Centre of Process Innovation has just unveiled an airliner which it hopes will eventually be the future of commercial flight – windowless planes with a solid fuselage. Trust me, it’s a lot cooler than it sounds. See, the interior walls of the plane are actually ultra-thin high definition screens, coated with a protective layer and manufactured using a unique roll-to-roll technique.
The same screens are also incorporated into the back of every seat, which means no more straining your eyes to watch a movie on one of those awful panel TVs present on most airliners.
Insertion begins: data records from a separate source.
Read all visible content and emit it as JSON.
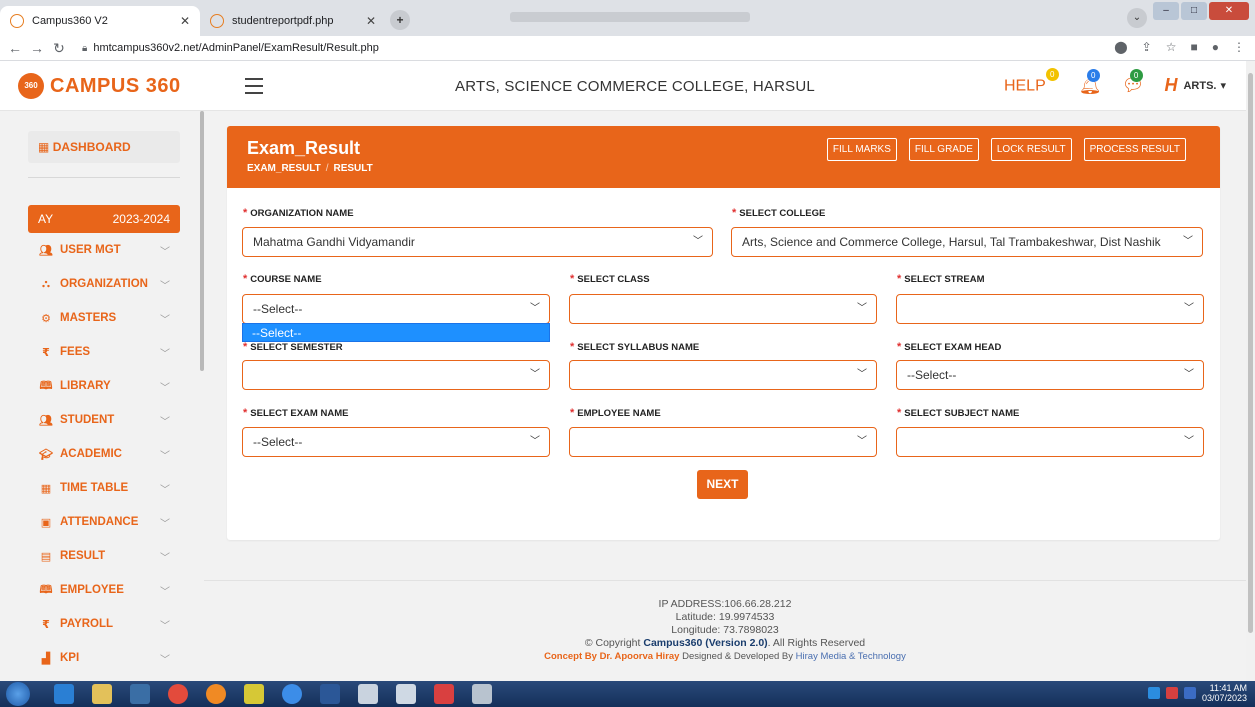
{
  "browser": {
    "tabs": [
      {
        "label": "Campus360 V2",
        "active": true
      },
      {
        "label": "studentreportpdf.php",
        "active": false
      }
    ],
    "url": "hmtcampus360v2.net/AdminPanel/ExamResult/Result.php"
  },
  "header": {
    "logo_text": "CAMPUS 360",
    "logo_badge": "360",
    "college_title": "ARTS, SCIENCE COMMERCE COLLEGE, HARSUL",
    "help_label": "HELP",
    "help_count": "0",
    "notif_count": "0",
    "msg_count": "0",
    "user_label": "ARTS.",
    "user_logo": "H"
  },
  "sidebar": {
    "dashboard": "DASHBOARD",
    "ay_label": "AY",
    "ay_value": "2023-2024",
    "items": [
      {
        "label": "USER MGT",
        "icon": "users-icon"
      },
      {
        "label": "ORGANIZATION",
        "icon": "org-icon"
      },
      {
        "label": "MASTERS",
        "icon": "gear-icon"
      },
      {
        "label": "FEES",
        "icon": "rupee-icon"
      },
      {
        "label": "LIBRARY",
        "icon": "book-icon"
      },
      {
        "label": "STUDENT",
        "icon": "users-icon"
      },
      {
        "label": "ACADEMIC",
        "icon": "graduation-cap-icon"
      },
      {
        "label": "TIME TABLE",
        "icon": "calendar-icon"
      },
      {
        "label": "ATTENDANCE",
        "icon": "clipboard-icon"
      },
      {
        "label": "RESULT",
        "icon": "result-icon"
      },
      {
        "label": "EMPLOYEE",
        "icon": "book-icon"
      },
      {
        "label": "PAYROLL",
        "icon": "rupee-icon"
      },
      {
        "label": "KPI",
        "icon": "bar-chart-icon"
      }
    ]
  },
  "page": {
    "title": "Exam_Result",
    "breadcrumb": [
      "EXAM_RESULT",
      "RESULT"
    ],
    "buttons": {
      "fill_marks": "FILL MARKS",
      "fill_grade": "FILL GRADE",
      "lock_result": "LOCK RESULT",
      "process_result": "PROCESS RESULT"
    },
    "fields": {
      "org_name": {
        "label": "ORGANIZATION NAME",
        "value": "Mahatma Gandhi Vidyamandir"
      },
      "college": {
        "label": "SELECT COLLEGE",
        "value": "Arts, Science and Commerce College, Harsul, Tal Trambakeshwar, Dist Nashik"
      },
      "course": {
        "label": "COURSE NAME",
        "value": "--Select--"
      },
      "class": {
        "label": "SELECT CLASS",
        "value": ""
      },
      "stream": {
        "label": "SELECT STREAM",
        "value": ""
      },
      "semester": {
        "label": "SELECT SEMESTER",
        "value": ""
      },
      "syllabus": {
        "label": "SELECT SYLLABUS NAME",
        "value": ""
      },
      "exam_head": {
        "label": "SELECT EXAM HEAD",
        "value": "--Select--"
      },
      "exam_name": {
        "label": "SELECT EXAM NAME",
        "value": "--Select--"
      },
      "employee": {
        "label": "EMPLOYEE NAME",
        "value": ""
      },
      "subject": {
        "label": "SELECT SUBJECT NAME",
        "value": ""
      }
    },
    "course_dropdown_option": "--Select--",
    "next_label": "NEXT"
  },
  "footer": {
    "ip": "IP ADDRESS:106.66.28.212",
    "latitude": "Latitude: 19.9974533",
    "longitude": "Longitude: 73.7898023",
    "copyright_prefix": "© Copyright ",
    "copyright_brand": "Campus360 (Version 2.0)",
    "copyright_suffix": ". All Rights Reserved",
    "concept_by": "Concept By Dr. Apoorva Hiray",
    "designed_by": " Designed & Developed By ",
    "developer": "Hiray Media & Technology"
  },
  "taskbar": {
    "time": "11:41 AM",
    "date": "03/07/2023"
  },
  "colors": {
    "accent": "#e8651a",
    "dropdown_highlight": "#1e90ff"
  }
}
Now, here’s where it gets really cool. The walls of the plane aren’t going to be used to play movies, music, or anything to that effect. Instead, internal tracking cameras will project the image of the plane’s exterior onto the interior walls with a color resolution of 150 dpi. What that means is that you’ll be getting a bird’s-eye view of the sky around you – at a glance, you might even be fooled into thinking your plane doesn’t have walls at all!
You…may want to stay far, far away from this invention if you’re afraid of heights.
View in gallery
The technology will also subtly adapt the cabin lighting in order to account for time of day- there’s a preset for sunrise, sunset, and night-time. Judging from the product images shared with design boom, it looks like passengers will have some degree of control over what’s displayed on their screen – everything from flight information to photographs to video. Entertainment isn’t the only purpose of this new design, either.
According to CPI, replacing traditional windows with the screens makes the aircraft significantly lighter – and considerably more aerodynamic. What this means in the long run is huge savings in fuel, as planes will be able to move faster and farther with less.
Now, it’s worth mentioning that this is all largely theoretical at this point. CPI plans to develop this windowless planes technology necessary to create this airliner over the next ten years – meaning they’re either still in the conceptual stages or just designing the first prototype. Either way, I can’t wait to see this one come to fruition – airline travel’s gotten painfully boring of late.